These functions can be incorporated into some other kind of future pipeline.

In [11]:
def retrieve_orcid(orcid, params):
    meta = {
        "url": f"https://pub.orcid.org/v3.0/{orcid}/record",
        "timestamp": datetime.now().isoformat(),
        "status_code": 200
    }

    r = requests.get(meta['url'], headers=params)

    if r.status_code == 200:
        return {
            'meta': meta,
            'orcid': filter_orcic(r.json())
        }
    else:
        meta['status_code'] = r.status_code
        return {
            'meta': meta
        }

def filter_orcic(orcid_response):
    return {
        'history': orcid_response['history'],
        'person': {k:v for k,v in orcid_response['person'].items() if isinstance(v, dict) and 'last-modified-date' in v and isinstance(v['last-modified-date'], dict)},
        'activities': {k:v for k,v in orcid_response['activities-summary'].items() if isinstance(v, dict) and 'last-modified-date' in v and isinstance(v['last-modified-date'], dict)},
    }

def cache_orcid(qid, orcid, orcid_record=None):
    geokb_item = geokb.wbi.item.get(qid)
    write_qualifiers = True
    orcid_qualifiers = geokb.models.Qualifiers()
    orcid_qualifiers.add(
        geokb.datatypes.Time(
            prop_nr=geokb.prop_lookup['retrieved'],
            time=datetime.now().strftime("+%Y-%m-%dT00:00:00Z"),
        )
    )

    if orcid_record is None:
        orcid_record = retrieve_orcid(orcid)

    orcid_qualifiers.add(
        geokb.datatypes.String(
            prop_nr=geokb.prop_lookup['status code'],
            value=str(orcid_record['meta']['status_code'])
        )
    )

    if orcid_record['meta']['status_code'] == 200:
        item_talk_page = geokb.mw_site.pages[f'Item_talk:{qid}']
        person_data = yaml.safe_load(item_talk_page.text())
        if person_data is None:
            person_data = {}
        person_data['orcid'] = orcid_record

        try:
            item_talk_page.save(yaml.dump(person_data), summary='Updated person data cache with ORCID information')
            print('Saved Cache:', f"https://geokb.wikibase.cloud/wiki/Item_talk:{qid}")
        except Exception as e:
            write_qualifiers = False
            print('Problem saving cache:', qid)

    geokb_item.claims.add(
        geokb.datatypes.ExternalID(
            prop_nr=geokb.prop_lookup['ORCID iD'],
            value=orcid,
            qualifiers=orcid_qualifiers
        ),
        action_if_exists=geokb.action_if_exists.REPLACE_ALL
    )

    if write_qualifiers:
        response = geokb_item.write(summary='Updated qualifiers for ORCID claim')
        print('Updated ORCID Qualifiers:', f"https://geokb.wikibase.cloud/wiki/Item:{qid}")
        return response.id
    else:
        return qid

        

# Known issue
I'm still seeing the problem that is documented in [this issue report](https://phabricator.wikimedia.org/T348256) where the SPARQL query service is not returning values that it should be.

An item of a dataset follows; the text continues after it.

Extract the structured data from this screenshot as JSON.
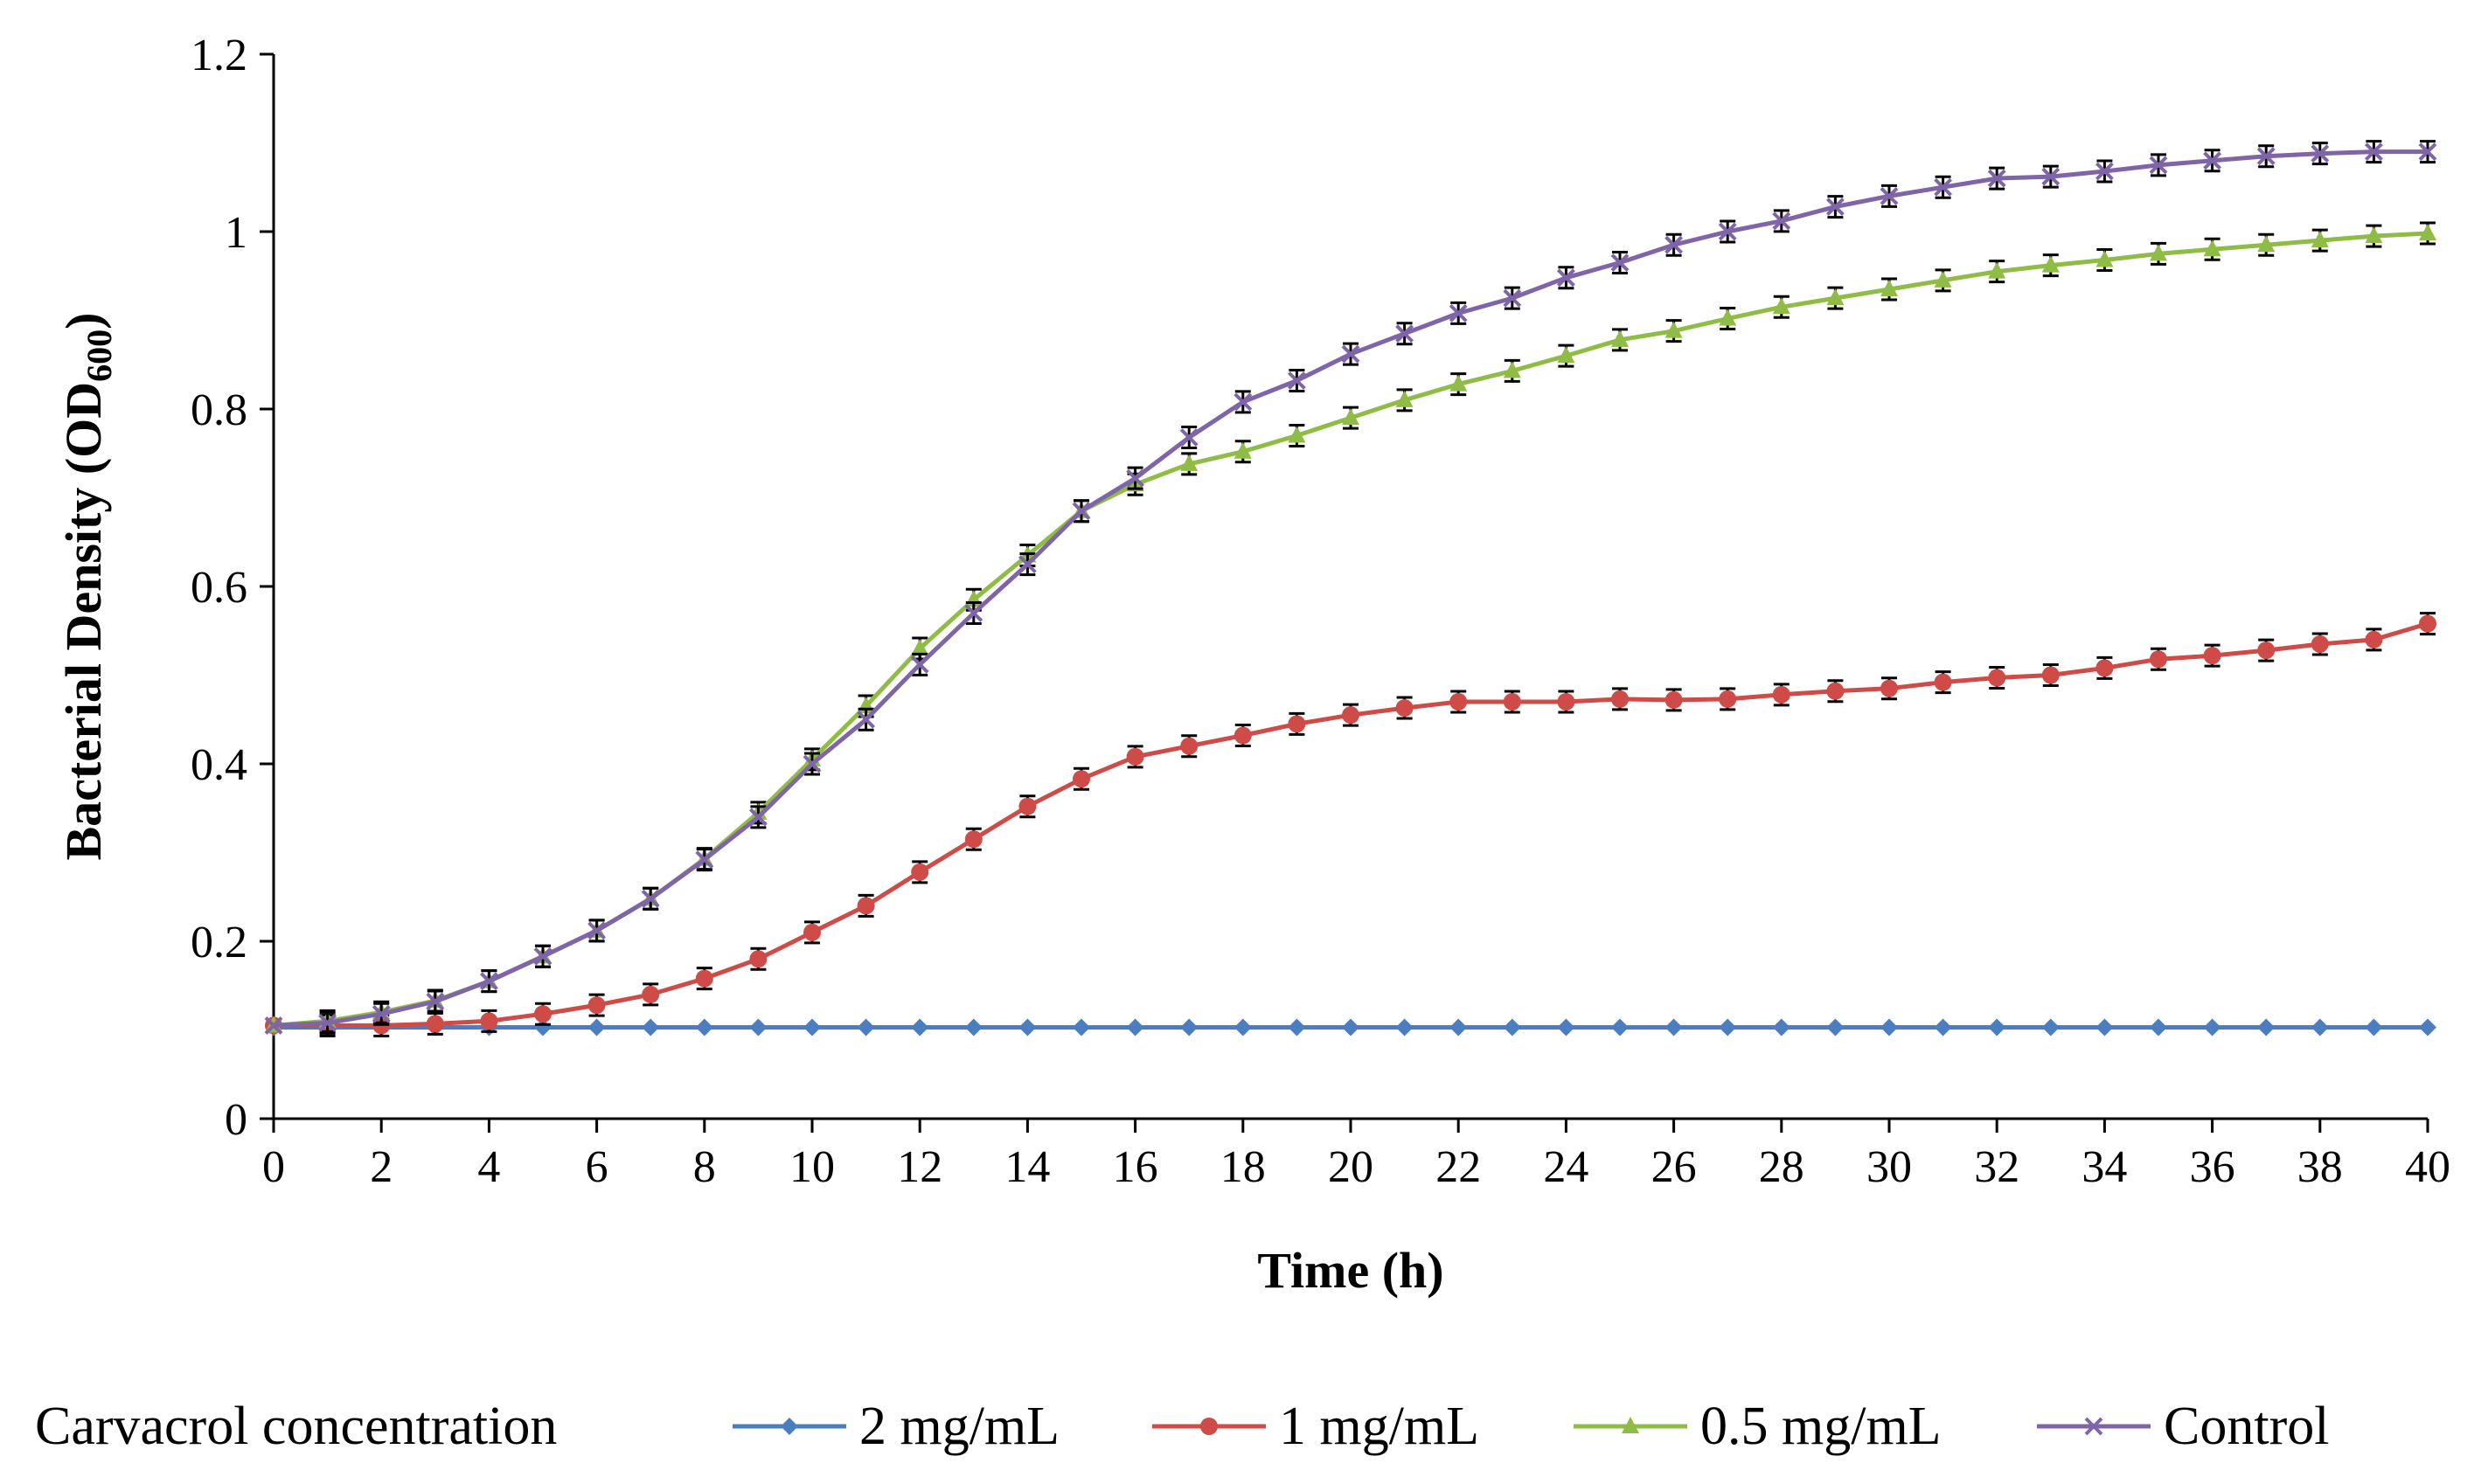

The following checks our data returned from the query service for items that have a profile URL and an ORCID, but do not show us the retrieved and status code qualifier values on the ORCID claims. Looking at some of these items, we see that they do indeed have those qualifiers and should have returned values. They also have cached ORCID data in their item discussion pages, so the original processing I ran worked just fine. We need to get this issue resolved soon if we're going to be able to count on SPARQL queries to drive things like this process.

In [20]:
geokb_orcids[
    geokb_orcids['status_code'].isna()
    &
    ~geokb_orcids['ref_url'].isna()
]

Unnamed: 0,item,orcid,retrieved,status_code,ref_url,qid
3791,https://geokb.wikibase.cloud/entity/Q46391,0000-0003-0657-0365,,,https://www.usgs.gov/staff-profiles/garth-e-gr...,Q46391
3792,https://geokb.wikibase.cloud/entity/Q46392,0000-0002-0873-0708,,,https://www.usgs.gov/staff-profiles/paul-grams,Q46392
3793,https://geokb.wikibase.cloud/entity/Q46397,0000-0002-5096-4305,,,https://www.usgs.gov/staff-profiles/alex-grant,Q46397
3794,https://geokb.wikibase.cloud/entity/Q46400,0000-0002-0761-3489,,,https://www.usgs.gov/staff-profiles/v-j-grauch,Q46400
3795,https://geokb.wikibase.cloud/entity/Q46401,0000-0001-9758-453X,,,https://www.usgs.gov/staff-profiles/robert-w-g...,Q46401
...,...,...,...,...,...,...
8395,https://geokb.wikibase.cloud/entity/Q44428,0000-0003-1534-3025,,,https://www.usgs.gov/staff-profiles/denise-m-akob,Q44428
8396,https://geokb.wikibase.cloud/entity/Q44429,0000-0002-2136-5098,,,https://www.usgs.gov/staff-profiles/robert-al-...,Q44429
8397,https://geokb.wikibase.cloud/entity/Q44431,0000-0002-6312-8269,,,https://www.usgs.gov/staff-profiles/janice-albers,Q44431
8398,https://geokb.wikibase.cloud/entity/Q44437,0000-0003-3494-6841,,,https://www.usgs.gov/staff-profiles/john-n-ale...,Q44437


# Operational Next Steps
The functions defined above handle the basic logic here of retrieving ORCID records from the API, filtering responses to what we want to cache, and writing the cached ORCID data to discussion pages coupled with updating retrieval date/status code information in the items. We have a baseline to work with that provides data on keywords, bios, creative works, professional experience, etc. for a few thousand ORCID records owned by extant USGS personnel, so we can move on to evaluation and processing steps. We will circle back once the Wikimedia team resolves the SPARQL store issue to build a regular process to check for updates and take appropriate action.